Zig-inspired incremental cache — a two-layer design borrowed from Zig's build system. A manifest store tracks filesystem metadata (inode, mtime, size) mapped to BLAKE3 content hashes, so sift knows exactly which files have changed without re-reading them. A content-addressable blob store holds pre-extracted text, pre-computed BM25 term frequencies, and pre-embedded dense vectors — meaning repeat queries never touch the neural network at all. Identical files across different projects share a single blob entry. The result: search performance bounded by dot-product speed, not inference latency.
Per-query embedding reuse across multi-stage pipelines.
Mapped I/O and tight tokenization hot loops to keep latency low on large corpora.

One concrete tradeoff during development: lowering embedding max_length from 48 to 40 recovered latency budget while keeping quality above the BM25 baseline — a good example of how evidence-driven tuning beats guesswork.

The full internals are documented in ARCHITECTURE.

Evaluation

The numbers below are from a comparative strategy run over 5,185 SciFact documents (~7.8 MB) on an AMD Ryzen Threadripper 3960X. Each strategy is measured on retrieval quality (nDCG@10, MRR@10, Recall@10) and latency (p50 ms).

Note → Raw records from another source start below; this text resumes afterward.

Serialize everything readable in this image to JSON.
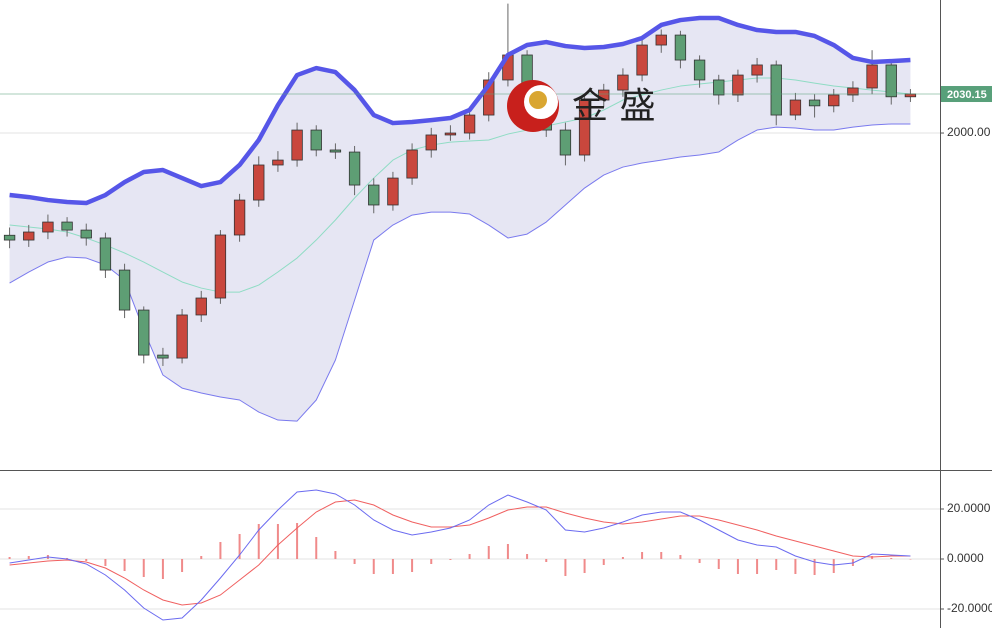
{
  "chart_data": [
    {
      "type": "candlestick",
      "categories": [
        null,
        null,
        null,
        null,
        null,
        null,
        null,
        null,
        null,
        null,
        null,
        null,
        null,
        null,
        null,
        null,
        null,
        null,
        null,
        null,
        null,
        null,
        null,
        null,
        null,
        null,
        null,
        null,
        null,
        null,
        null,
        null,
        null,
        null,
        null,
        null,
        null,
        null,
        null,
        null,
        null,
        null,
        null,
        null,
        null,
        null,
        null,
        null
      ],
      "open": [
        1921.0,
        1917.3,
        1923.5,
        1931.2,
        1925.0,
        1918.9,
        1894.1,
        1863.2,
        1828.4,
        1826.1,
        1859.4,
        1872.5,
        1921.2,
        1948.2,
        1975.3,
        1979.1,
        2002.3,
        1986.9,
        1985.3,
        1959.8,
        1944.4,
        1965.2,
        1986.9,
        1998.5,
        2000.0,
        2013.9,
        2041.0,
        2060.3,
        2029.4,
        2002.3,
        1983.0,
        2025.5,
        2033.2,
        2044.8,
        2068.0,
        2075.7,
        2056.4,
        2041.0,
        2029.4,
        2044.8,
        2052.6,
        2013.9,
        2025.5,
        2021.0,
        2029.4,
        2034.8,
        2052.6,
        2028.0
      ],
      "high": [
        1927,
        1929,
        1937,
        1935,
        1930,
        1923,
        1899,
        1866,
        1834,
        1864,
        1878,
        1925,
        1953,
        1982,
        1986,
        2008,
        2006,
        1992,
        1990,
        1965,
        1970,
        1992,
        2004,
        2006,
        2019,
        2047,
        2100,
        2064,
        2034,
        2008,
        2030,
        2038,
        2050,
        2074,
        2080,
        2079,
        2060,
        2045,
        2049,
        2058,
        2056,
        2031,
        2030,
        2034,
        2040,
        2064,
        2056,
        2034
      ],
      "low": [
        1911,
        1912,
        1918,
        1920,
        1913,
        1888,
        1857,
        1822,
        1820,
        1822,
        1854,
        1868,
        1916,
        1943,
        1970,
        1974,
        1982,
        1980,
        1952,
        1938,
        1940,
        1960,
        1981,
        1994,
        1995,
        2009,
        2036,
        2024,
        1997,
        1975,
        1978,
        2020,
        2028,
        2040,
        2062,
        2050,
        2035,
        2022,
        2024,
        2039,
        2006,
        2010,
        2012,
        2016,
        2024,
        2030,
        2022,
        2024
      ],
      "close": [
        1917.3,
        1923.5,
        1931.2,
        1925.0,
        1918.9,
        1894.1,
        1863.2,
        1828.4,
        1826.1,
        1859.4,
        1872.5,
        1921.2,
        1948.2,
        1975.3,
        1979.1,
        2002.3,
        1986.9,
        1985.3,
        1959.8,
        1944.4,
        1965.2,
        1986.9,
        1998.5,
        2000.0,
        2013.9,
        2041.0,
        2060.3,
        2029.4,
        2002.3,
        1983.0,
        2025.5,
        2033.2,
        2044.8,
        2068.0,
        2075.7,
        2056.4,
        2041.0,
        2029.4,
        2044.8,
        2052.6,
        2013.9,
        2025.5,
        2021.0,
        2029.4,
        2034.8,
        2052.6,
        2028.0,
        2030.15
      ],
      "up_color": "#c9473d",
      "down_color": "#5e9e74",
      "bands": {
        "upper": {
          "color": "#5656e8",
          "values": [
            1952.1,
            1950.5,
            1948.2,
            1946.7,
            1945.9,
            1952.1,
            1962.1,
            1969.9,
            1971.4,
            1965.2,
            1959.0,
            1962.1,
            1975.3,
            1994.6,
            2021.6,
            2044.8,
            2050.2,
            2047.1,
            2033.2,
            2013.9,
            2007.7,
            2008.5,
            2010.0,
            2011.6,
            2017.8,
            2037.1,
            2060.3,
            2068.0,
            2070.3,
            2067.2,
            2065.7,
            2066.5,
            2068.8,
            2073.4,
            2083.5,
            2087.3,
            2088.9,
            2088.9,
            2083.5,
            2079.6,
            2078.1,
            2078.1,
            2075.0,
            2068.0,
            2058.0,
            2054.9,
            2055.6,
            2056.4
          ]
        },
        "middle": {
          "color": "#8fdcc4",
          "values": [
            1928.9,
            1927.4,
            1925.8,
            1923.5,
            1918.9,
            1913.4,
            1907.3,
            1900.3,
            1892.6,
            1884.9,
            1880.2,
            1877.1,
            1877.1,
            1882.5,
            1892.6,
            1903.4,
            1917.3,
            1932.8,
            1949.8,
            1965.2,
            1979.1,
            1986.9,
            1990.7,
            1993.0,
            1993.8,
            1994.6,
            1999.2,
            2002.3,
            2005.4,
            2008.5,
            2011.6,
            2017.8,
            2025.5,
            2029.4,
            2033.2,
            2036.3,
            2037.9,
            2039.4,
            2041.0,
            2042.5,
            2042.5,
            2041.0,
            2038.6,
            2036.3,
            2034.8,
            2033.2,
            2031.7,
            2030.1
          ]
        },
        "lower": {
          "color": "#7a7aee",
          "values": [
            1884.1,
            1892.6,
            1900.3,
            1904.2,
            1903.4,
            1898.0,
            1886.4,
            1847.8,
            1813.0,
            1802.9,
            1799.1,
            1796.0,
            1793.7,
            1784.4,
            1778.2,
            1777.4,
            1793.7,
            1824.6,
            1870.9,
            1917.3,
            1928.9,
            1936.6,
            1938.9,
            1938.9,
            1937.4,
            1928.9,
            1918.9,
            1921.9,
            1931.2,
            1944.4,
            1957.5,
            1967.5,
            1973.7,
            1976.8,
            1979.1,
            1981.5,
            1983.0,
            1985.3,
            1994.6,
            2002.3,
            2004.6,
            2003.9,
            2002.3,
            2002.3,
            2004.6,
            2006.2,
            2007.0,
            2007.0
          ]
        },
        "fill": "#e6e6f3"
      },
      "last_price": 2030.15,
      "last_price_color": "#58a07a",
      "ylim": [
        1739.6,
        2102.8
      ],
      "yticks": [
        {
          "value": 2000,
          "label": "2000.00"
        }
      ],
      "grid": true,
      "watermark": "金 盛"
    },
    {
      "type": "macd",
      "dif": {
        "color": "#6b6bf0",
        "values": [
          -1.6,
          -0.4,
          0.8,
          0,
          -2.0,
          -6.4,
          -12.4,
          -19.6,
          -24.4,
          -23.6,
          -16.4,
          -7.6,
          1.6,
          11.6,
          19.6,
          26.8,
          27.6,
          26.0,
          21.6,
          15.6,
          11.6,
          9.6,
          10.8,
          12.4,
          15.6,
          21.6,
          25.6,
          22.8,
          19.6,
          11.6,
          10.8,
          12.4,
          14.8,
          17.6,
          18.8,
          18.8,
          15.6,
          11.6,
          7.6,
          5.6,
          4.8,
          1.2,
          -1.2,
          -2.4,
          -1.6,
          2.0,
          1.6,
          1.2
        ]
      },
      "dea": {
        "color": "#f06060",
        "values": [
          -2.4,
          -1.6,
          -0.8,
          -0.4,
          -1.2,
          -3.6,
          -7.6,
          -12.4,
          -16.4,
          -18.4,
          -17.6,
          -14.4,
          -8.4,
          -2.4,
          5.6,
          12.4,
          18.8,
          22.8,
          23.6,
          21.6,
          17.6,
          14.8,
          12.8,
          12.8,
          13.6,
          16.4,
          19.6,
          20.8,
          20.8,
          18.4,
          16.4,
          14.8,
          14.0,
          14.8,
          16.0,
          17.2,
          17.2,
          15.6,
          13.6,
          11.6,
          9.2,
          7.2,
          5.2,
          3.2,
          1.2,
          0.8,
          1.2,
          1.2
        ]
      },
      "histogram": {
        "color": "#f08a8a",
        "values": [
          0.8,
          1.2,
          1.6,
          0.4,
          -0.8,
          -2.8,
          -4.8,
          -7.2,
          -8.0,
          -5.2,
          1.2,
          6.8,
          10.0,
          14.0,
          14.0,
          14.4,
          8.8,
          3.2,
          -2.0,
          -6.0,
          -6.0,
          -5.2,
          -2.0,
          -0.4,
          2.0,
          5.2,
          6.0,
          2.0,
          -1.2,
          -6.8,
          -5.6,
          -2.4,
          0.8,
          2.8,
          2.8,
          1.6,
          -1.6,
          -4.0,
          -6.0,
          -6.0,
          -4.4,
          -6.0,
          -6.4,
          -5.6,
          -2.8,
          1.2,
          0.4,
          0
        ]
      },
      "ylim": [
        -27.6,
        35.6
      ],
      "yticks": [
        {
          "value": 20,
          "label": "20.0000"
        },
        {
          "value": 0,
          "label": "0.0000"
        },
        {
          "value": -20,
          "label": "-20.0000"
        }
      ],
      "grid": true
    }
  ]
}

A few things worth noting from this run:

BM25 is fastest at 5.41ms p50 — a strong default for latency-constrained cases where keyword recall is sufficient.
Vector achieves the best nDCG@10 (0.8262) and perfect recall at 25.94ms — the most balanced strategy for most workloads.
LLM reranking (page-index-llm, page-index-qwen) matches legacy-hybrid quality at comparable speed, which validates the local Qwen path as a practical alternative to heavier hybrid pipelines.
page-index-hybrid is the only strategy that underperforms BM25 on nDCG — a useful reminder that adding complexity doesn't always improve quality.

Cache hit rates (100/0/100%) confirm the caching layer is working correctly across all strategies. Verbose output (-v, -vv) surfaces these rates, phase timings, and ranking metadata directly in the CLI — enough observability to diagnose retrieval issues without external tooling.

Why this matters for agents

For agents, latency and reliability are requirements, not nice-to-haves. Tooling loops fail hard when search is slow, drops context, or depends on services that may be unavailable.

sift removes that friction: retrieval is local, deterministic, and cheap to repeat. No daemon to health-check. No embedding service to rate-limit against. No cloud dependency to manage. The binary is self-contained and ships with release automation for Homebrew and a static Linux artifact path, so agents can rely on a pinned version without environment drift.

It is opinionated in the right direction: one binary, local-first by default, with explicit quality and evidence guardrails around every architectural change. That combination is rare in search tooling and unusually practical for day-to-day AI workflows.

How it was built

This shipped in a focused, nearly uninterrupted 24-hour push — implementation, eval design, benchmarking, performance tightening, packaging, and release prep handled in one sustained flow. Every major unit had acceptance criteria and measurable evidence attached before it was marked done.

What made that pace possible is something I'm not ready to talk about in detail yet. But sift is the first real proof that it works at speed, under real constraints, without cutting corners. More on that soon.

To get started, read the docs in README, CONFIGURATION, and EVALUATION, then tune strategy and model settings against your actual corpus. The architecture scales cleanly from fast BM25 keyword search to full hybrid retrieval with local reranking — no separate platform required.

Code is here: github.com/rupurt/sift.